Methylation studies - (Sep/20/2013 )
I have been working to set a protocol for E-cadherin methylation status during the last year. I have set the PCR conditions and protocol after bisulfit conversion (Methylcode-Invitrogen) and the conditions to clone the fragment obtained with TOPO TA cloning kit.
Well, my problem is that the protocol set sometimes work and sometimes not. Right now and after study different factors I have some teories but I am not sure if it is possible.
- Aliquoted primers can be degraded after a while if they have been always at -20ºC?
- Is it possible that the amplified sequence present a secondary structure which do not allow a correct ligation? How can I solve this issue? I have tried to decrease the ramp temperatures and at the end of the PCR the temperature is decreased slowly.
Thanks you very much in advance for your help.

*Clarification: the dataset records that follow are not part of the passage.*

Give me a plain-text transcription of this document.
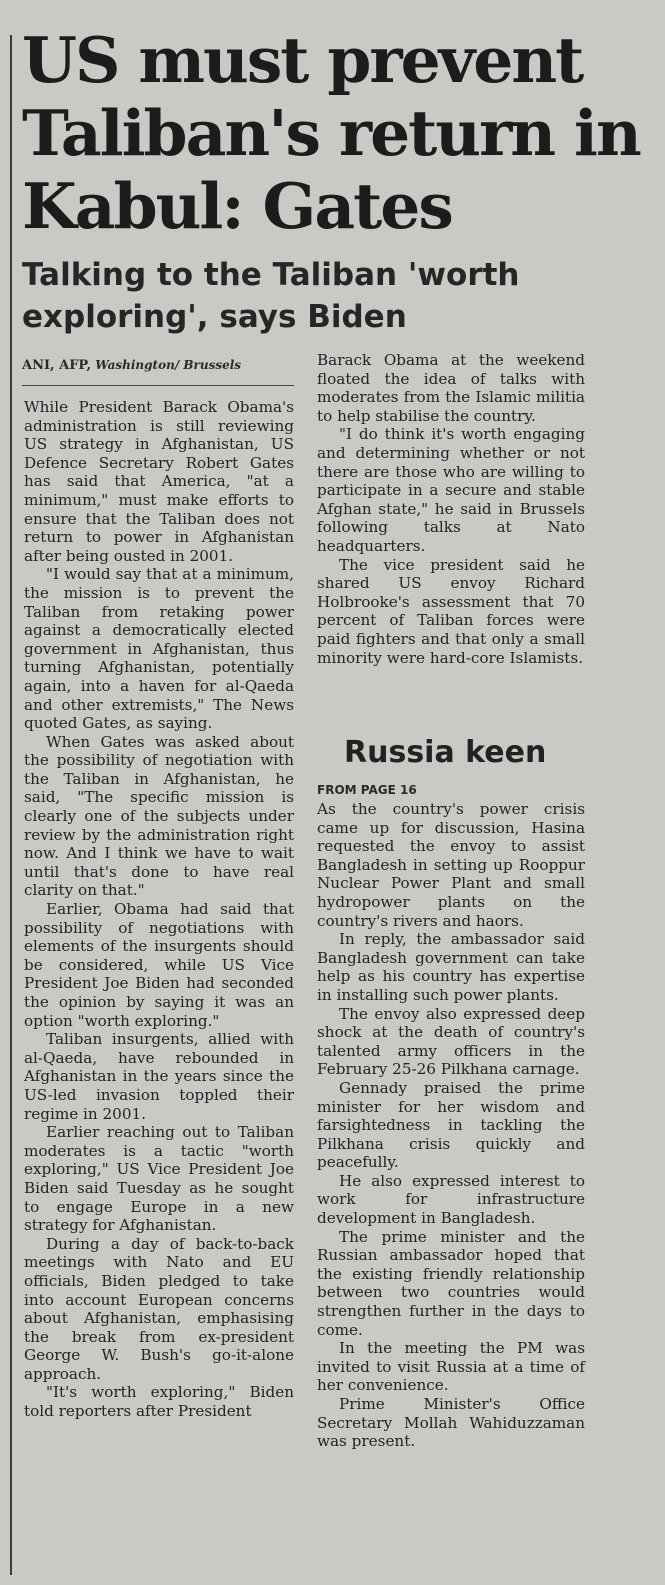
US must prevent Taliban's return in Kabul: Gates
Talking to the Taliban 'worth exploring', says Biden
ANI, AFP, Washington/ Brussels

While President Barack Obama's administration is still reviewing US strategy in Afghanistan, US Defence Secretary Robert Gates has said that America, "at a minimum," must make efforts to ensure that the Taliban does not return to power in Afghanistan after being ousted in 2001.

"I would say that at a minimum, the mission is to prevent the Taliban from retaking power against a democratically elected government in Afghanistan, thus turning Afghanistan, potentially again, into a haven for al-Qaeda and other extremists," The News quoted Gates, as saying.

When Gates was asked about the possibility of negotiation with the Taliban in Afghanistan, he said, "The specific mission is clearly one of the subjects under review by the administration right now. And I think we have to wait until that's done to have real clarity on that."

Earlier, Obama had said that possibility of negotiations with elements of the insurgents should be considered, while US Vice President Joe Biden had seconded the opinion by saying it was an option "worth exploring."

Taliban insurgents, allied with al-Qaeda, have rebounded in Afghanistan in the years since the US-led invasion toppled their regime in 2001.

Earlier reaching out to Taliban moderates is a tactic "worth exploring," US Vice President Joe Biden said Tuesday as he sought to engage Europe in a new strategy for Afghanistan.

During a day of back-to-back meetings with Nato and EU officials, Biden pledged to take into account European concerns about Afghanistan, emphasising the break from ex-president George W. Bush's go-it-alone approach.

"It's worth exploring," Biden told reporters after President

Barack Obama at the weekend floated the idea of talks with moderates from the Islamic militia to help stabilise the country.

"I do think it's worth engaging and determining whether or not there are those who are willing to participate in a secure and stable Afghan state," he said in Brussels following talks at Nato headquarters.

The vice president said he shared US envoy Richard Holbrooke's assessment that 70 percent of Taliban forces were paid fighters and that only a small minority were hard-core Islamists.

Russia keen
FROM PAGE 16

As the country's power crisis came up for discussion, Hasina requested the envoy to assist Bangladesh in setting up Rooppur Nuclear Power Plant and small hydropower plants on the country's rivers and haors.

In reply, the ambassador said Bangladesh government can take help as his country has expertise in installing such power plants.

The envoy also expressed deep shock at the death of country's talented army officers in the February 25-26 Pilkhana carnage.

Gennady praised the prime minister for her wisdom and farsightedness in tackling the Pilkhana crisis quickly and peacefully.

He also expressed interest to work for infrastructure development in Bangladesh.

The prime minister and the Russian ambassador hoped that the existing friendly relationship between two countries would strengthen further in the days to come.

In the meeting the PM was invited to visit Russia at a time of her convenience.

Prime Minister's Office Secretary Mollah Wahiduzzaman was present.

What kind of samples are you working on: DNA from cultured cells, tissues, etc, how big is the product size, at which step the problem occurs (no product, cloning issues), how do your PCR conditions look like?
The two issues you listed are not common causes behind BSP failure.
I work with 3D samples that consists of cells encapsulated inside a self-assembling peptide.
My product is 321bp and there is no problem in the amplification step (5min-94ºC + 40 cycles (45s-94ºC 45s-58ºC 90s-72ºC) + 10min-72ºC. Ramps of heating and cooling work at 2,5ºC/min). Normally my problems appear during cloning and more specifically during the ligation step. I use TOPOTA cloning kit from invitrogen and normally I obtain colonies but all of them contain the autoligation of the vector. For this reason I think that it is possible that the fragment to introduce in the vector have a secondary structure.